= Middle Vaitarna Dam =

Dam in India

The Middle Vaitarna Dam is a notable dam located in Maharashtra, India. With a height of 84 m, it is the third tallest dam in the state and is constructed using roller compacted concrete.

Situated in Kochale village in Thane, the dam was built in 2012 on the Vaitarna river. It stands at an elevation of 102 metres and serves the crucial purpose of impounding 455 million liters of water, which is essential to meet Mumbai's growing water demands. Currently, the city receives only 3,400 million liters per day (Mld) while the demand stands at 4,000 Mld. To address this shortfall, the water from the dam is planned to be transported via a 40 km pipeline to the Bhandup treatment plant for delivery to the city.

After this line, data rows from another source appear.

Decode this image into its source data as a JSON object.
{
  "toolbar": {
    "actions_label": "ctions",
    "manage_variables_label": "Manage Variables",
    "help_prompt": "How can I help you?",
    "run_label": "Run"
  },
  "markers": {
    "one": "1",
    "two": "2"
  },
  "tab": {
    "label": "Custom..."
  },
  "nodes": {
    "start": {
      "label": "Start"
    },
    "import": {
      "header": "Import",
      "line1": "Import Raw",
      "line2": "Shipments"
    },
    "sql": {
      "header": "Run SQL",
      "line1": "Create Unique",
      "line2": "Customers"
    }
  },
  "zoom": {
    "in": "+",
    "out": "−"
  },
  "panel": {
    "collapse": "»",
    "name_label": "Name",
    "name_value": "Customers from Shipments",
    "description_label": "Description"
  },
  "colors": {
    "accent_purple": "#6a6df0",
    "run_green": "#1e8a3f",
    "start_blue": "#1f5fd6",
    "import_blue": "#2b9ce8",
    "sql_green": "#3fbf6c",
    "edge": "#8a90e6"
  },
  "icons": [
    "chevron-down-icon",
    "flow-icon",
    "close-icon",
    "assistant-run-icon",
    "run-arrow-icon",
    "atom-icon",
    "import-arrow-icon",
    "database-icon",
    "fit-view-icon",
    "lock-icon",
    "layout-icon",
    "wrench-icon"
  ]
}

The project received partial funding from the Jawaharlal Nehru National Urban Renewal Mission. The implementation of the project resulted in the submergence of more than 3473 hectare of land, including approximately 634 hectare of forests. Furthermore, the project had an impact on eight villages and various adivasi padas in the area. Regrettably, only 35 families who lost their homes were provided rehabilitation in a colony near the project site in Kochale village. A visit to the rehabilitation colony in 2012 and again in January 2014, a year after the affected families moved in, revealed an alarming lack of construction quality.